I imagine these reflections are relatable for anyone who’s had a hard time asking for what they need – or who has asked but has not been received well.
2. The People Who Have Always Had Questions (Feminism & Religion)
I liked this piece by Jemar Tisby about evangelicals as “the people who don’t have any questions,” and I see my essay for Feminism & Religion as a sort of addendum to it. I’m not disagreeing with anything so much as wondering out loud how gender plays into everything.

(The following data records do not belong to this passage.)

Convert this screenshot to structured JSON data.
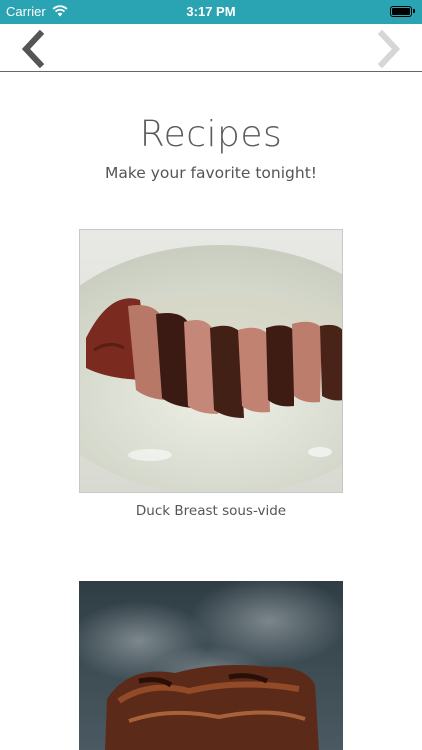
{
  "status_bar": {
    "carrier": "Carrier",
    "time": "3:17 PM",
    "bg_color": "#2aa3b3"
  },
  "nav": {
    "back_icon": "chevron-left-icon",
    "forward_icon": "chevron-right-icon",
    "forward_enabled": false
  },
  "header": {
    "title": "Recipes",
    "subtitle": "Make your favorite tonight!"
  },
  "recipes": [
    {
      "name": "Duck Breast sous-vide",
      "image": "sliced-duck-breast-photo"
    },
    {
      "name": "",
      "image": "grilled-meat-with-smoke-photo"
    }
  ]
}
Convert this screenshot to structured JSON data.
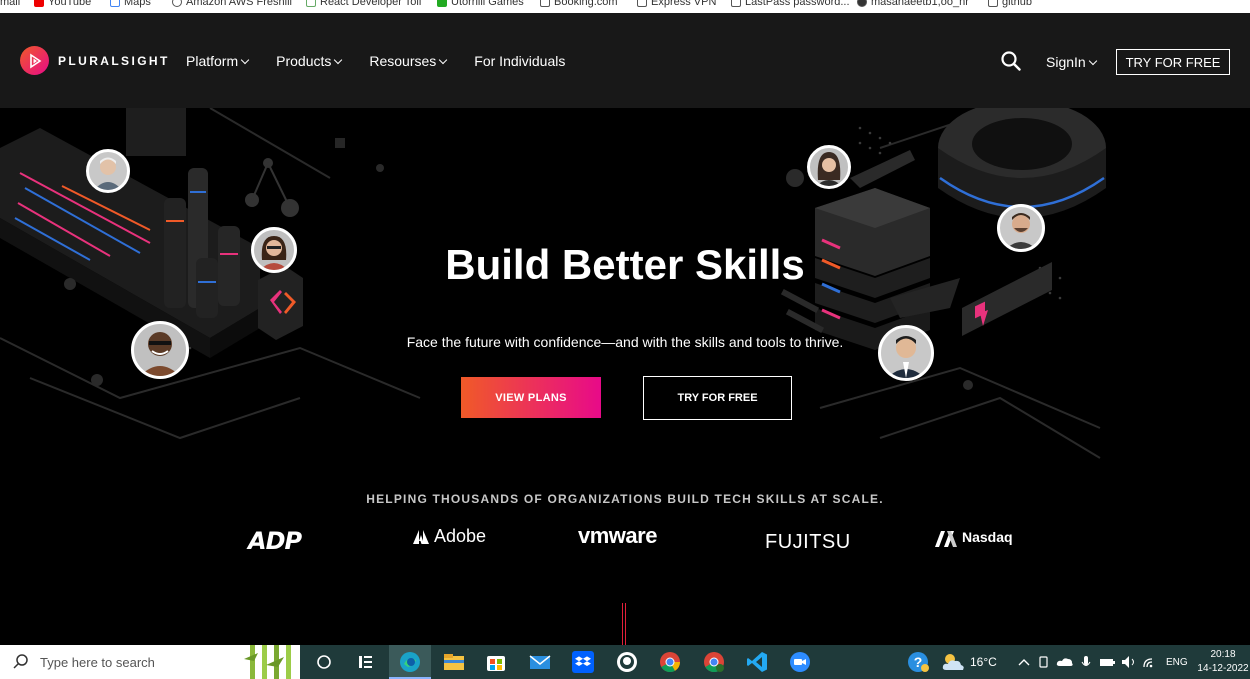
{
  "bookmarks": [
    {
      "label": "mail"
    },
    {
      "label": "YouTube"
    },
    {
      "label": "Maps"
    },
    {
      "label": "Amazon AWS Freshill"
    },
    {
      "label": "React Developer Toll"
    },
    {
      "label": "Utorrilli Games"
    },
    {
      "label": "Booking.com"
    },
    {
      "label": "Express VPN"
    },
    {
      "label": "LastPass password..."
    },
    {
      "label": "masahaeetb1,oo_nr"
    },
    {
      "label": "github"
    }
  ],
  "nav": {
    "brand": "PLURALSIGHT",
    "links": [
      {
        "label": "Platform",
        "dropdown": true
      },
      {
        "label": "Products",
        "dropdown": true
      },
      {
        "label": "Resourses",
        "dropdown": true
      },
      {
        "label": "For Individuals",
        "dropdown": false
      }
    ],
    "signin": "SignIn",
    "try_free": "TRY FOR FREE"
  },
  "hero": {
    "title": "Build Better Skills",
    "subtitle": "Face the future with confidence—and with the skills and tools to thrive.",
    "view_plans": "VIEW PLANS",
    "try_free": "TRY FOR FREE",
    "accent_gradient_start": "#f05a28",
    "accent_gradient_end": "#e80a89"
  },
  "partners": {
    "tagline": "HELPING THOUSANDS OF ORGANIZATIONS BUILD TECH SKILLS AT SCALE.",
    "logos": [
      "ADP",
      "Adobe",
      "vmware",
      "FUJITSU",
      "Nasdaq"
    ]
  },
  "taskbar": {
    "search_placeholder": "Type here to search",
    "weather": "16°C",
    "language": "ENG",
    "time": "20:18",
    "date": "14-12-2022",
    "apps": [
      "task-view-icon",
      "widgets-icon",
      "edge-icon",
      "file-explorer-icon",
      "store-icon",
      "mail-icon",
      "dropbox-icon",
      "github-icon",
      "chrome-icon",
      "chrome-canary-icon",
      "vscode-icon",
      "zoom-icon"
    ]
  }
}
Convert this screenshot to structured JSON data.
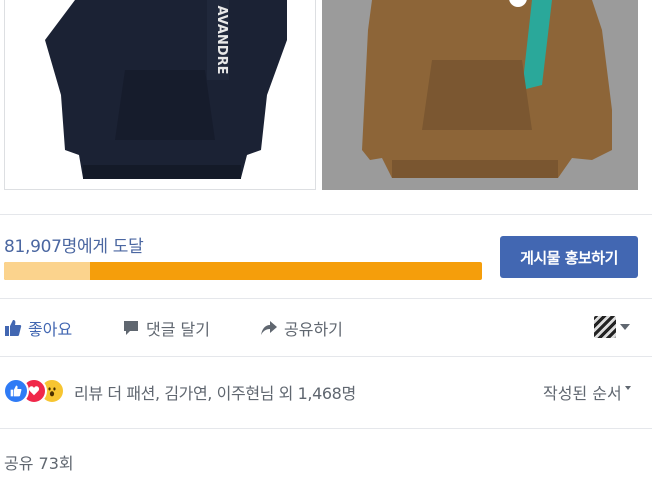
{
  "reach": {
    "text": "81,907명에게 도달",
    "progress_fraction": 0.18
  },
  "boost_button": {
    "label": "게시물 홍보하기"
  },
  "actions": {
    "like_label": "좋아요",
    "comment_label": "댓글 달기",
    "share_label": "공유하기"
  },
  "reactions": {
    "icons": [
      "like-icon",
      "love-icon",
      "wow-icon"
    ],
    "summary": "리뷰 더 패션, 김가연, 이주현님 외 1,468명"
  },
  "sort": {
    "label": "작성된 순서"
  },
  "shares": {
    "label": "공유 73회"
  },
  "colors": {
    "brand_blue": "#4267b2",
    "reach_text": "#4b67a1",
    "progress_fill": "#f59e0b",
    "progress_light": "#fbd38d"
  },
  "photos": [
    {
      "name": "navy-hoodie-photo",
      "garment_color": "#1b2234"
    },
    {
      "name": "brown-hoodie-photo",
      "garment_color": "#8d6538"
    }
  ]
}
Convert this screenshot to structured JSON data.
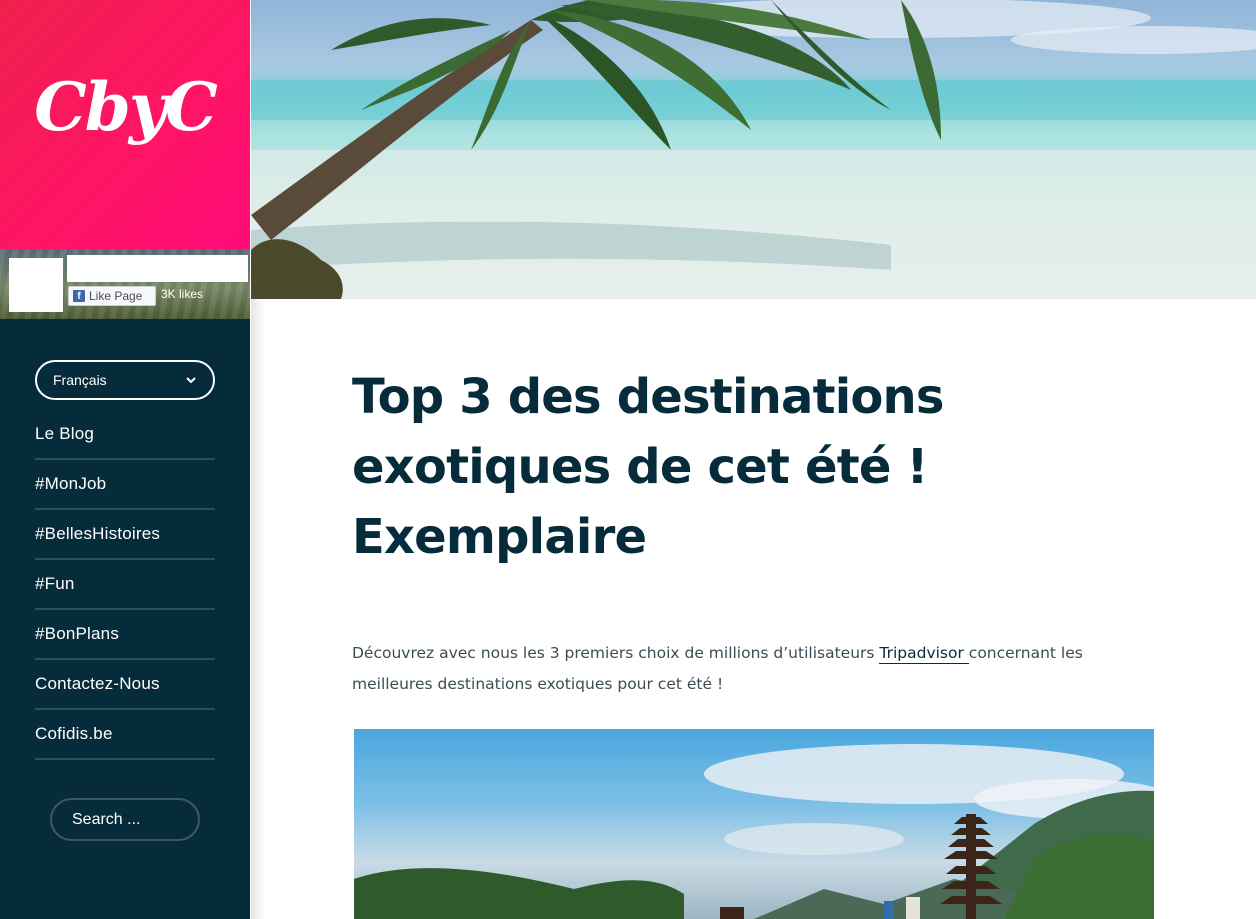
{
  "brand": {
    "logo_text": "CbyC"
  },
  "facebook_widget": {
    "like_label": "Like Page",
    "likes_count": "3K likes"
  },
  "sidebar": {
    "language": {
      "selected": "Français"
    },
    "nav": [
      {
        "label": "Le Blog"
      },
      {
        "label": "#MonJob"
      },
      {
        "label": "#BellesHistoires"
      },
      {
        "label": "#Fun"
      },
      {
        "label": "#BonPlans"
      },
      {
        "label": "Contactez-Nous"
      },
      {
        "label": "Cofidis.be"
      }
    ],
    "search": {
      "placeholder": "Search ..."
    }
  },
  "article": {
    "title_line1": "Top 3 des destinations",
    "title_line2": "exotiques de cet été !",
    "title_line3": "Exemplaire",
    "intro_before": "Découvrez avec nous les 3 premiers choix de millions d’utilisateurs ",
    "intro_link": "Tripadvisor ",
    "intro_after": " concernant les meilleures destinations exotiques pour cet été !"
  },
  "colors": {
    "brand_pink": "#ff0a6c",
    "sidebar_bg": "#062b3a",
    "title_color": "#062b3a"
  }
}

Reading bell hooks’ The Will to Change at the same time as I was thinking about these things felt relevant and fruitful. This need for certainty as a means of control, this impulse to have an answer to every question and to coerce everyone to agree with these answers – all the things Tisby names – are endemic to white evangelicalism, and also to patriarchy.
(Agree? Disagree vehemently? Read Tisby’s The People Who Don’t Have Any Questions, read my The People Who Have Always Had Questions, and let me know what you think.)
Hope you enjoyed this brief update and find these articles thought-provoking! As always, I’d love to hear from you.